It is not often that the campaign group can support any planning review but the Raynsford Review, initiated by the Town and Country Planning Association (TCPA), appears to make sense.

The review began in spring 2017 and has now produced an interim report on which comments can be made via the TCPA.

One extract from the executive summary seems to reflect everything we have been saying for years.

"If there is one striking conclusion to be drawn from the work of the Raynsford Review to date, it is that the current planning system in England does not work effectively in the long-term public interest of communities or the nation.

"Putting this right requires … a clear acknowledgement that the system needs to work in the interests of all.

"It should not be a system designed for the convenience of those who administer it, although it should be efficient and effective. Neither can it be a system which operates simply in the interests of the private sector, or one dominated by any particular vested interest.

"It must strike a balanced settlement in which the development needs of our communities are met in the most sustainable ways, and in which all parts of the community have a real voice in the decision-making process."

When the Rt Hon Greg Clark MP launched the National Planning Policy Framework (NPPF) in 2011, he said that the Government reforms to planning policy had three fundamental objectives:

"1. To put unprecedented power in the hands of communities to shape the places in which they live;

"2. To better support growth to give the next generation the chance that our generation has had to have a decent home, and to allow the jobs to be created on which our prosperity depends; and

"3. To ensure that the places we cherish - our countryside, towns and cities - are bequeathed to the next generation in a better condition than they are now."

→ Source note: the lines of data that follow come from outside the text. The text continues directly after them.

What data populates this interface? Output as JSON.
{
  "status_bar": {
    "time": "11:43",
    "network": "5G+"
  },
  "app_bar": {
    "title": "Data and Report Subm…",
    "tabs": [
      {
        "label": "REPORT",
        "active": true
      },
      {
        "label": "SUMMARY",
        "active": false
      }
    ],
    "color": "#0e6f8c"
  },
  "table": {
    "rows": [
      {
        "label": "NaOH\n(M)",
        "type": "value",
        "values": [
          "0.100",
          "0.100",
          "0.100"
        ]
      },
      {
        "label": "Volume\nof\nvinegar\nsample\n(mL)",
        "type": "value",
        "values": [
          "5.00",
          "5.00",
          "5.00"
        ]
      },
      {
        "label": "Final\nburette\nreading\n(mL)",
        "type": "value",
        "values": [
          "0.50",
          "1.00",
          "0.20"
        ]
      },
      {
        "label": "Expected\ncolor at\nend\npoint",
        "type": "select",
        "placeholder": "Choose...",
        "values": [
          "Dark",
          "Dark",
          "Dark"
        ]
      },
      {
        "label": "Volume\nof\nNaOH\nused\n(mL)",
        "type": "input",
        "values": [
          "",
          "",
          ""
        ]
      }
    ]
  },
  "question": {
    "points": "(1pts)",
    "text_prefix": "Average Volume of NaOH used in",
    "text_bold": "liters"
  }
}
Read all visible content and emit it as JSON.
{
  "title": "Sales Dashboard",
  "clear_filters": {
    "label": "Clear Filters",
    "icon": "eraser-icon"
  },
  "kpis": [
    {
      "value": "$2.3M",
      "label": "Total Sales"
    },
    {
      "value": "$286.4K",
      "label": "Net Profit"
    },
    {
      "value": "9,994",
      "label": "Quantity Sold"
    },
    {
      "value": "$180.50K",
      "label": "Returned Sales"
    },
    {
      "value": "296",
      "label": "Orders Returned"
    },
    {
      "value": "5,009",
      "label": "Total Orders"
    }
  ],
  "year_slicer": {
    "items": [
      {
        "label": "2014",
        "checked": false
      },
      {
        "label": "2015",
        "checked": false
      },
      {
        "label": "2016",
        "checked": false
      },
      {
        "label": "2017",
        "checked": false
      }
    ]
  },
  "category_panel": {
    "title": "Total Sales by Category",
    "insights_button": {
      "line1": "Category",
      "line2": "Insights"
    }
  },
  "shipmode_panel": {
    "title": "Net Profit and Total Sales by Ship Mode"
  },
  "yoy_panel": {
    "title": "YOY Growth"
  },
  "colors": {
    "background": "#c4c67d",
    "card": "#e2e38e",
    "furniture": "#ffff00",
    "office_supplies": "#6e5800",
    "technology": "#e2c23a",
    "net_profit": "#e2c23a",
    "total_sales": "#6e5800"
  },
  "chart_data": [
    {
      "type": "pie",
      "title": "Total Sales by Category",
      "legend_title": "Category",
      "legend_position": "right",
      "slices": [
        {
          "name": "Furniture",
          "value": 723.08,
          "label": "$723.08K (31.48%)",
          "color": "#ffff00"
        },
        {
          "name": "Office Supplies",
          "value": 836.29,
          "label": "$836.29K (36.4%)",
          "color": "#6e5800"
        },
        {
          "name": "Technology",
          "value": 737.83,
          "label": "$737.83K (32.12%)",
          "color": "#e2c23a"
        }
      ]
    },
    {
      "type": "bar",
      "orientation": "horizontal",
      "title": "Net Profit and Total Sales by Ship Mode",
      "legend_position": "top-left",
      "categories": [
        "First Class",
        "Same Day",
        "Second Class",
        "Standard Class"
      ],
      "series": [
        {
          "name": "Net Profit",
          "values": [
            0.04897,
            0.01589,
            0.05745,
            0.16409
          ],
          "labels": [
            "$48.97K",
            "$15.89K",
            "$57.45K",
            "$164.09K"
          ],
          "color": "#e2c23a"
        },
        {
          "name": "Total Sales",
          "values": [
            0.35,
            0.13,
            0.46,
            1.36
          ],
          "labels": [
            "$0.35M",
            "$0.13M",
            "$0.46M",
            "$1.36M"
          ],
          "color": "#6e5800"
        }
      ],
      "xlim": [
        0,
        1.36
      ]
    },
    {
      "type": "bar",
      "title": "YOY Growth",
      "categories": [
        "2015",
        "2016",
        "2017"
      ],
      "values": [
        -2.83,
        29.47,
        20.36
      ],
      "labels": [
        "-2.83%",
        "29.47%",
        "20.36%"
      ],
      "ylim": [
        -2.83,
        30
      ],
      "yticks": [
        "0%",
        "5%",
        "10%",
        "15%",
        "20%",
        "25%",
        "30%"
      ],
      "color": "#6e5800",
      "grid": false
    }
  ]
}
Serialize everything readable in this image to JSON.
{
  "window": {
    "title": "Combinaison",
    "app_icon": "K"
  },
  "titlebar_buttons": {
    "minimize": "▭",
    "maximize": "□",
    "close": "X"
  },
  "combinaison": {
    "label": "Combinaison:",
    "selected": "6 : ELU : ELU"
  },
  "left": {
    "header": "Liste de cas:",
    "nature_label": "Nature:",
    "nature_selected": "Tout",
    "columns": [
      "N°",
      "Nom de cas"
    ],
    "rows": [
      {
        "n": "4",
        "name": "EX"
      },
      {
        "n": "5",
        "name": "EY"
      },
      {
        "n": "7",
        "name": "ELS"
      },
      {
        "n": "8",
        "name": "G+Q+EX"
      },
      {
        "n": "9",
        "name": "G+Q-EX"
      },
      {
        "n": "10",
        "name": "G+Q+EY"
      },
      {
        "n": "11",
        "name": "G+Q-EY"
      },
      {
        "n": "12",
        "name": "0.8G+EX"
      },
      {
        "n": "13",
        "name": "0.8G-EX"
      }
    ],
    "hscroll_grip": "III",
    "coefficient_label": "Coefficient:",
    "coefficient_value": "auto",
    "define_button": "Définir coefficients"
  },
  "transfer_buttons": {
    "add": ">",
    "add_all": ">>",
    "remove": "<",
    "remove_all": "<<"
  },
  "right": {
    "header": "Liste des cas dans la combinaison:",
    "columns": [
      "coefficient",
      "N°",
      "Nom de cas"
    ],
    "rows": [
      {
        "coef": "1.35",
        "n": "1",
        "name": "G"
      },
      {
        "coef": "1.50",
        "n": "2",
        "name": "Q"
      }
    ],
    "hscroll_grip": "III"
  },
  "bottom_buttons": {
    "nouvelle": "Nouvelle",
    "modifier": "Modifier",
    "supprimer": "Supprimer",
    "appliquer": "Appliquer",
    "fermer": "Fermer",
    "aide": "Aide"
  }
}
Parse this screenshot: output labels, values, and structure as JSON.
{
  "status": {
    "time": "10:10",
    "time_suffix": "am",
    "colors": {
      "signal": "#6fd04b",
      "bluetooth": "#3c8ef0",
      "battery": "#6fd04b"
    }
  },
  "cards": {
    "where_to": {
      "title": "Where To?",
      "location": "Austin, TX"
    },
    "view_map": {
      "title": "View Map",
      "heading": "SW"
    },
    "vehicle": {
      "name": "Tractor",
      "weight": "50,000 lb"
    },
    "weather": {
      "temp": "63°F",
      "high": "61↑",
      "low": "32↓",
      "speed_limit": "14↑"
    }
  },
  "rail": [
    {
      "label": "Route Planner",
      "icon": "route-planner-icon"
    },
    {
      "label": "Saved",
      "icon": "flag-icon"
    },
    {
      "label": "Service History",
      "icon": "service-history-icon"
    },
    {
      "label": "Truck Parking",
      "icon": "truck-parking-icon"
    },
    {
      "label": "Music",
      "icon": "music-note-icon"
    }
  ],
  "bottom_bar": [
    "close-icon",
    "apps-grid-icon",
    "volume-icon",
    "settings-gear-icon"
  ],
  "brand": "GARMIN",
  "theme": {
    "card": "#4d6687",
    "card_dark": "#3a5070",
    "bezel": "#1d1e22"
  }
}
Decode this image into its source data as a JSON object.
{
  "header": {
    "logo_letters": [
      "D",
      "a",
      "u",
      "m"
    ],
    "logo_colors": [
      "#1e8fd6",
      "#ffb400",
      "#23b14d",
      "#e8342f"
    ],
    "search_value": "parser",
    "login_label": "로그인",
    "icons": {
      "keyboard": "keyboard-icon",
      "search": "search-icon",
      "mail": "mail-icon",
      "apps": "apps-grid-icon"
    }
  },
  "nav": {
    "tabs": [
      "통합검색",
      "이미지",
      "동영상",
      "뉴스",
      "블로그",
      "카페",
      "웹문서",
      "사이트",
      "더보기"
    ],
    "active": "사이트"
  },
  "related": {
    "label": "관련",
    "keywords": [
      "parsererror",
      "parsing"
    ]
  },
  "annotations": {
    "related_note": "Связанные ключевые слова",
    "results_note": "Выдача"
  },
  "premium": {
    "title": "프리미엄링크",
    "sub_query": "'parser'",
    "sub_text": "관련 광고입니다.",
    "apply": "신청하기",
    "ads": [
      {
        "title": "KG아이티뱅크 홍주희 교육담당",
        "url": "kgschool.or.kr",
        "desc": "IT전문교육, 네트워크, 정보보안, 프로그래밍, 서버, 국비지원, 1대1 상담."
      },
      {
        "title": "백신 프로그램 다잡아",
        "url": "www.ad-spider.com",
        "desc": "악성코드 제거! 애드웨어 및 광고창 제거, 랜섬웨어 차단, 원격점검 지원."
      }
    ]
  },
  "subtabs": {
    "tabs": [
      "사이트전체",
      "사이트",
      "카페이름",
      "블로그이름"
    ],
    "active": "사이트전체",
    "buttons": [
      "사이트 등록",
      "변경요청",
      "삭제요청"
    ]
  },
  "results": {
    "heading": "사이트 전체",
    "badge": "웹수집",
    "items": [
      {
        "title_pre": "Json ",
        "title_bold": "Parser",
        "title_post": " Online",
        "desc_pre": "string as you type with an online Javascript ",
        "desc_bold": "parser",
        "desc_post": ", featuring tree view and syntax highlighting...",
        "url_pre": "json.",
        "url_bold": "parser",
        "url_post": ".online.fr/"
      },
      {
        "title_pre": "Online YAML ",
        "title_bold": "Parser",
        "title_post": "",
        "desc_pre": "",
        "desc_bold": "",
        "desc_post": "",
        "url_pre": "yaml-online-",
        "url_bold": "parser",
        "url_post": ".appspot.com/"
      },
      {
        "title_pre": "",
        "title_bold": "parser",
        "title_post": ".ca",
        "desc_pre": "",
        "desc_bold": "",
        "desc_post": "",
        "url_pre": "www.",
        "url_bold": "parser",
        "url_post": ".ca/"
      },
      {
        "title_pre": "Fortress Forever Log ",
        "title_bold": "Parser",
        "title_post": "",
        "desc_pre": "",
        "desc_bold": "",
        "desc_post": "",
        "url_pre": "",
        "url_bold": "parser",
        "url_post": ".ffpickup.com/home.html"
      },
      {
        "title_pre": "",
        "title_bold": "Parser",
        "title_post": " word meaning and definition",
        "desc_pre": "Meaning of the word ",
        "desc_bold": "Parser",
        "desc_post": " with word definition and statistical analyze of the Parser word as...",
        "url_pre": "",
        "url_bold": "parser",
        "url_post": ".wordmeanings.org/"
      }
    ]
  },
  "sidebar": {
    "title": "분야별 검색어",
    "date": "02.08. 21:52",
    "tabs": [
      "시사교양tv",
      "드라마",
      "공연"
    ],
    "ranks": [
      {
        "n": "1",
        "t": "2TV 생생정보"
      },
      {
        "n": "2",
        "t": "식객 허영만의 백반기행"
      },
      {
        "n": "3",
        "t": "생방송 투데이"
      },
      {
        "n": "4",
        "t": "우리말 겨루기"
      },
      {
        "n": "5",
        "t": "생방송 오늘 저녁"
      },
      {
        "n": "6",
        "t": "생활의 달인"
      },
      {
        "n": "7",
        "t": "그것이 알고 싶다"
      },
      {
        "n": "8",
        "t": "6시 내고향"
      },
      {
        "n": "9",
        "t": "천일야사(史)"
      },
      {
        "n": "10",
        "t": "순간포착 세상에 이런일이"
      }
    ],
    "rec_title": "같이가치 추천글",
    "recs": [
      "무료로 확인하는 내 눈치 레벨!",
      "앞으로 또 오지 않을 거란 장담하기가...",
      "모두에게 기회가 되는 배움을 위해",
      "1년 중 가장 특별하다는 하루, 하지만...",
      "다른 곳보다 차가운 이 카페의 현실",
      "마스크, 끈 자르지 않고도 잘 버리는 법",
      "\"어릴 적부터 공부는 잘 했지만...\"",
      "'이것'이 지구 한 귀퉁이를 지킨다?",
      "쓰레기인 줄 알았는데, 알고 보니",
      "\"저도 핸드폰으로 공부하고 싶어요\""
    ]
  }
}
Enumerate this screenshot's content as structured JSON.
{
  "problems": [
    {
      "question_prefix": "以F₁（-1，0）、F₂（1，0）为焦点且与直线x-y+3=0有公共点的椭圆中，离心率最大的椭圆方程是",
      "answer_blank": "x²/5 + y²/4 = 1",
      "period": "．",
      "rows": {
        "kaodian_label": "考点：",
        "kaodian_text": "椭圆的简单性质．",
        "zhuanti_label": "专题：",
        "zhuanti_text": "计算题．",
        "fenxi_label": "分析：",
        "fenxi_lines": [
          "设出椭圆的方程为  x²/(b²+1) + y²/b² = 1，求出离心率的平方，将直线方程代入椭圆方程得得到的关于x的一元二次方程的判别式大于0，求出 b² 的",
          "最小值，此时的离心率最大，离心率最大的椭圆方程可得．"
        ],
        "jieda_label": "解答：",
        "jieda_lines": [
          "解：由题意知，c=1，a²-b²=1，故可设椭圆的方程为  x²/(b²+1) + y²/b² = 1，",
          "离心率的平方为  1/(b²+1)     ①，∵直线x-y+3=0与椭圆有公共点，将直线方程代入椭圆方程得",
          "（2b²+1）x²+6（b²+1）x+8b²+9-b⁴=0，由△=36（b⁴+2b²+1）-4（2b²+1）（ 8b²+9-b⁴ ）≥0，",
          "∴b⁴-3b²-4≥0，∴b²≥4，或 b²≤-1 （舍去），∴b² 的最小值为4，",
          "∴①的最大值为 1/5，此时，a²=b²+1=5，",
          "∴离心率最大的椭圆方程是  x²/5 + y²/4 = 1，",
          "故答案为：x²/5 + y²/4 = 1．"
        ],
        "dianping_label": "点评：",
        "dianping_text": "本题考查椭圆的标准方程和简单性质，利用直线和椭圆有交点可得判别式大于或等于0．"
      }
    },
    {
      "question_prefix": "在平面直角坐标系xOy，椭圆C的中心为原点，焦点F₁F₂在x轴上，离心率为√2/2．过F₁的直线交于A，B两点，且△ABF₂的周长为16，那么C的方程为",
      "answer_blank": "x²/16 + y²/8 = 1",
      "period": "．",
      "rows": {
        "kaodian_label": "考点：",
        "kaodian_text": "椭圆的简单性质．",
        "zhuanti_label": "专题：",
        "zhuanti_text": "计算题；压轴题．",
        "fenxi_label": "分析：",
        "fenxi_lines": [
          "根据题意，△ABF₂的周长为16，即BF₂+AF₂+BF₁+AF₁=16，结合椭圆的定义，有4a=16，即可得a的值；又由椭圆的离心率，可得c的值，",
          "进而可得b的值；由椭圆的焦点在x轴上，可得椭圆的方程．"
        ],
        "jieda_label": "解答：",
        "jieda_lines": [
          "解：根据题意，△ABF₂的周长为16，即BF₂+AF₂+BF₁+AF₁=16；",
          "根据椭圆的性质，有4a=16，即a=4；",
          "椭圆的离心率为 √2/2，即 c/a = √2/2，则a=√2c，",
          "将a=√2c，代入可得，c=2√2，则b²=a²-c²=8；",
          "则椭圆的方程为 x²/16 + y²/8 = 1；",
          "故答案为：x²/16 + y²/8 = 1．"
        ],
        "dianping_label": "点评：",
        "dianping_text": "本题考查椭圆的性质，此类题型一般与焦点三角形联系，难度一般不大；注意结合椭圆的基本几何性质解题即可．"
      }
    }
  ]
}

Since then the condition of our community has deteriorated, thousands of homes are being built but little, if any, infrastructure has appeared and what does exist can’t cope with the increase in population.

As Rt Hon Nick Raynsford says: "The planning system is no longer capable of shaping the places we need to secure people’s long-term health and wellbeing.

"We need a new approach with people at the heart of decisions and system which meet the growing challenges of housing affordability, climate change and economic transformation."